Satyarth is a robotics graduate with a computer science background, applied machine learning research experience, and a weird fascination with space science and technology. He carries experience from robotics, the autonomous vehicle industry, remote sensing, and academic teaching, with a skillset in computer vision and deep learning subdomains.

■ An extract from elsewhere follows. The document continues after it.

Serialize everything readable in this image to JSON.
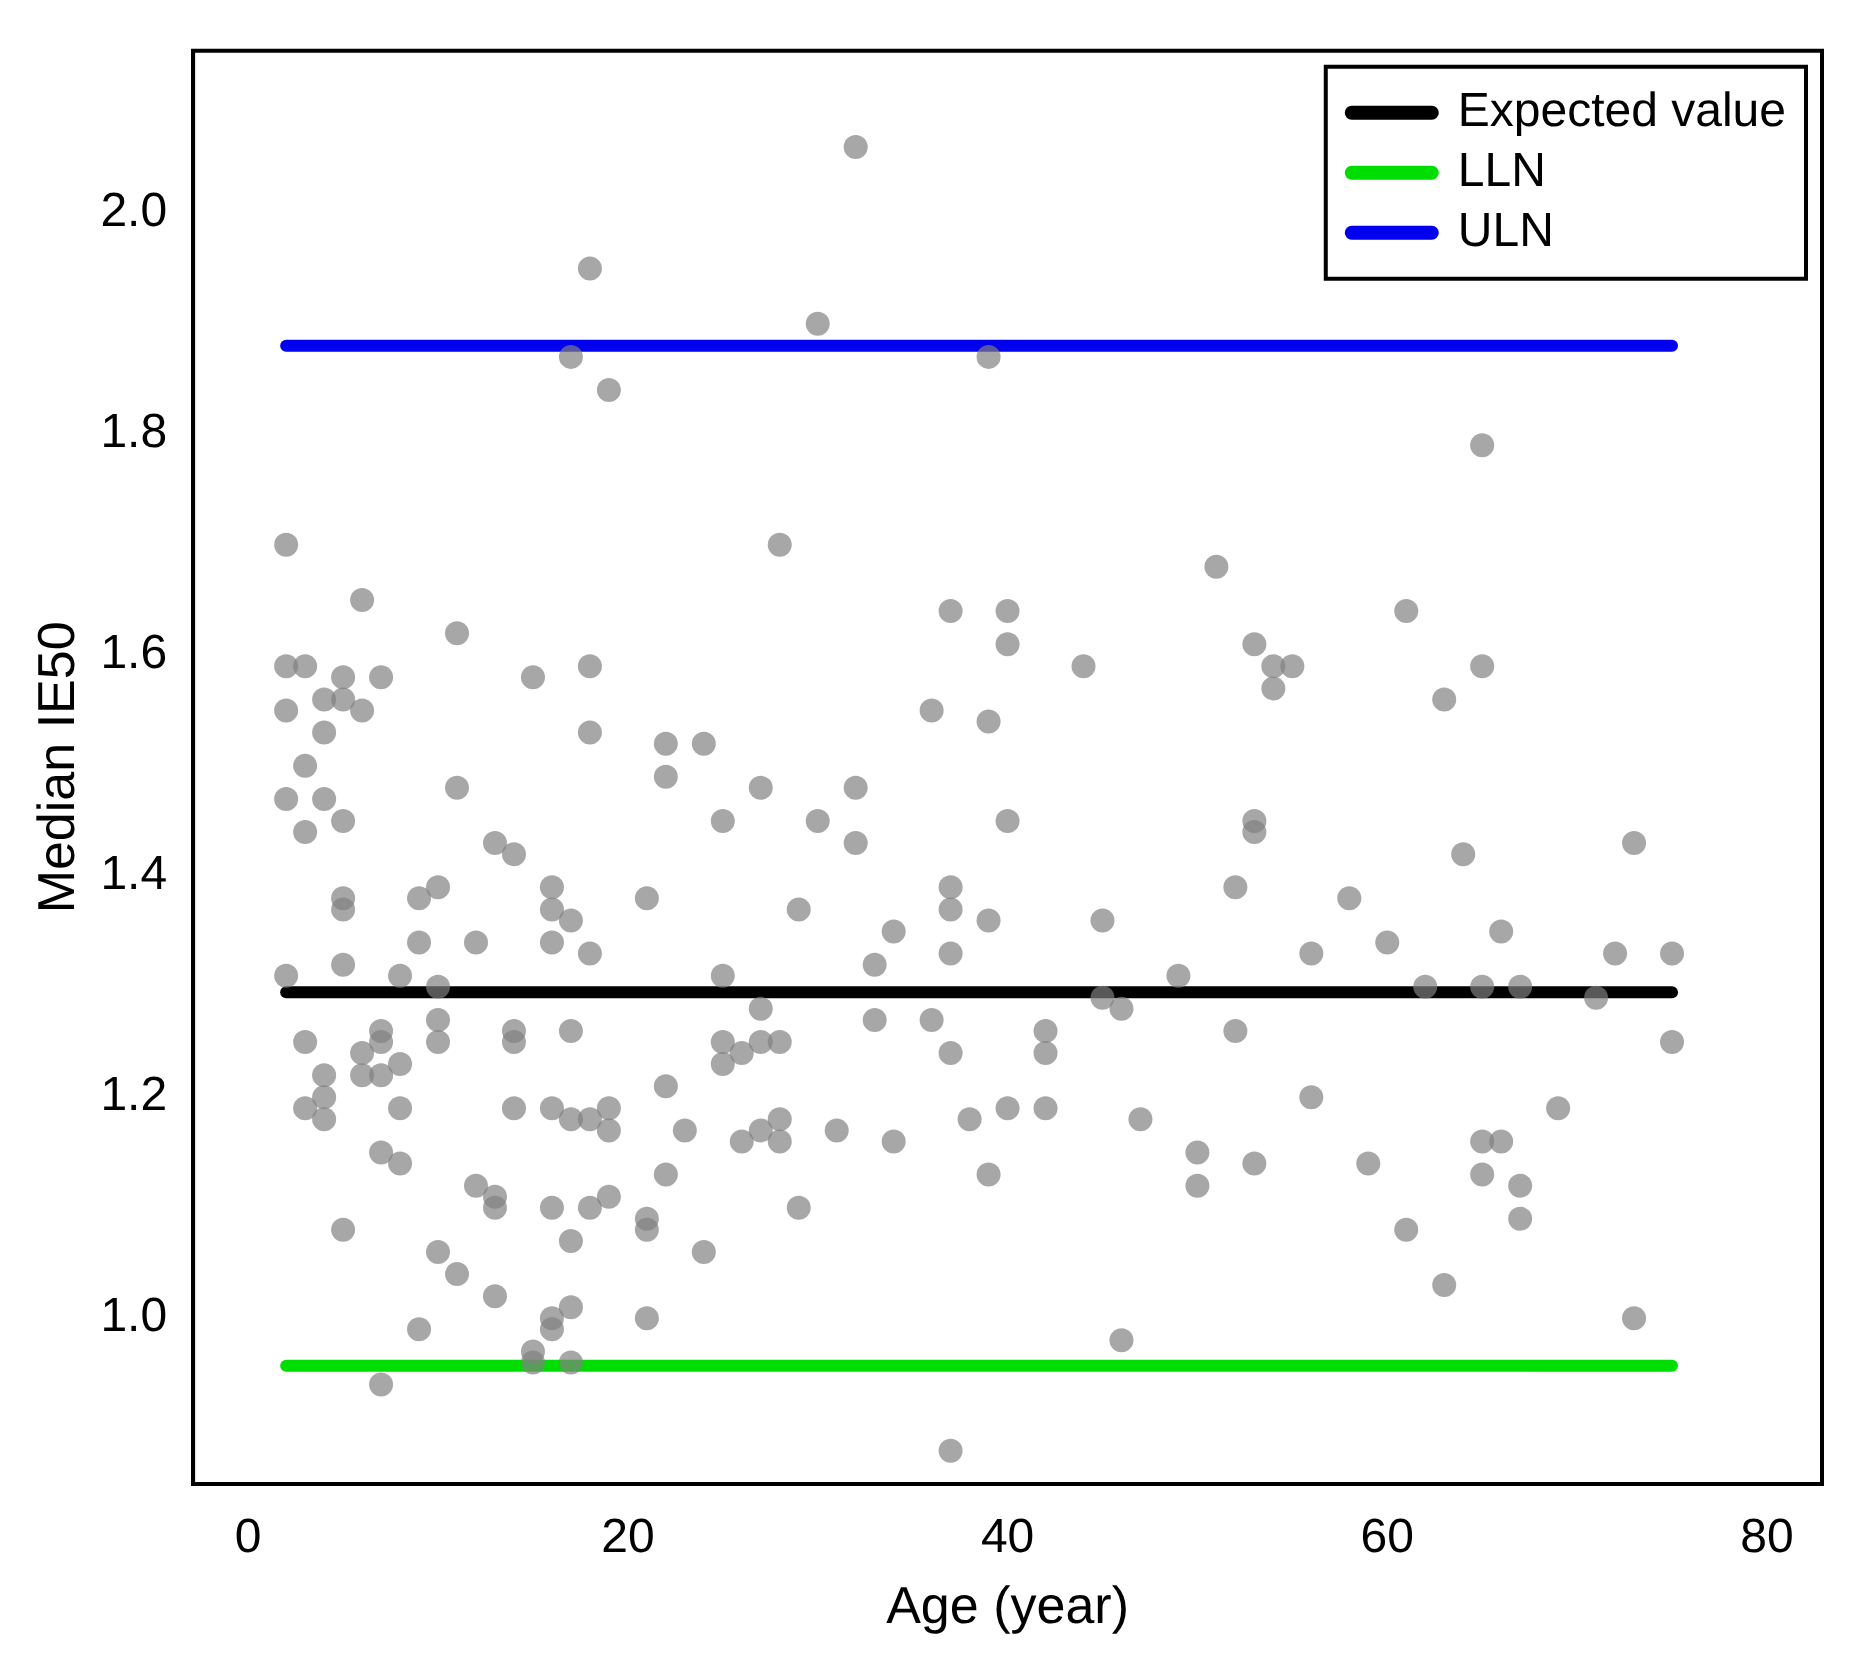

His most recent research has been with NASA Frontier Development Laboratory (FDL 2021). He worked as a machine learning researcher with Lockheed Martin on their Geostationary Lightning Mapper (GLM) to upgrade its Lightning detector using machine learning on the raw L0 data. For the previous year (FDL 2020), he worked with the Marshal Space Flight Center to build a reverse image search prototype for the massive NASA Earth Observation Archives, which extended further as a part of the SpaceML initiative. He continues to contribute and mentor teams at SpaceML to make the project more “Technology Ready.” He has also worked with the UK Space Agency on the Machine Learning for Climate Change (ML4CC) Program to develop an MLOps pipeline to better process/predict/learn from the remote sensing flood data.
His research interests lie in artificial intelligence applications, mainly in the subdomains of robotics, Earth Science, and Space Science. In addition to the scientific and technological fascinations, he also enjoys the superhero world (Marvel/DC) and is always up for an exciting conversation.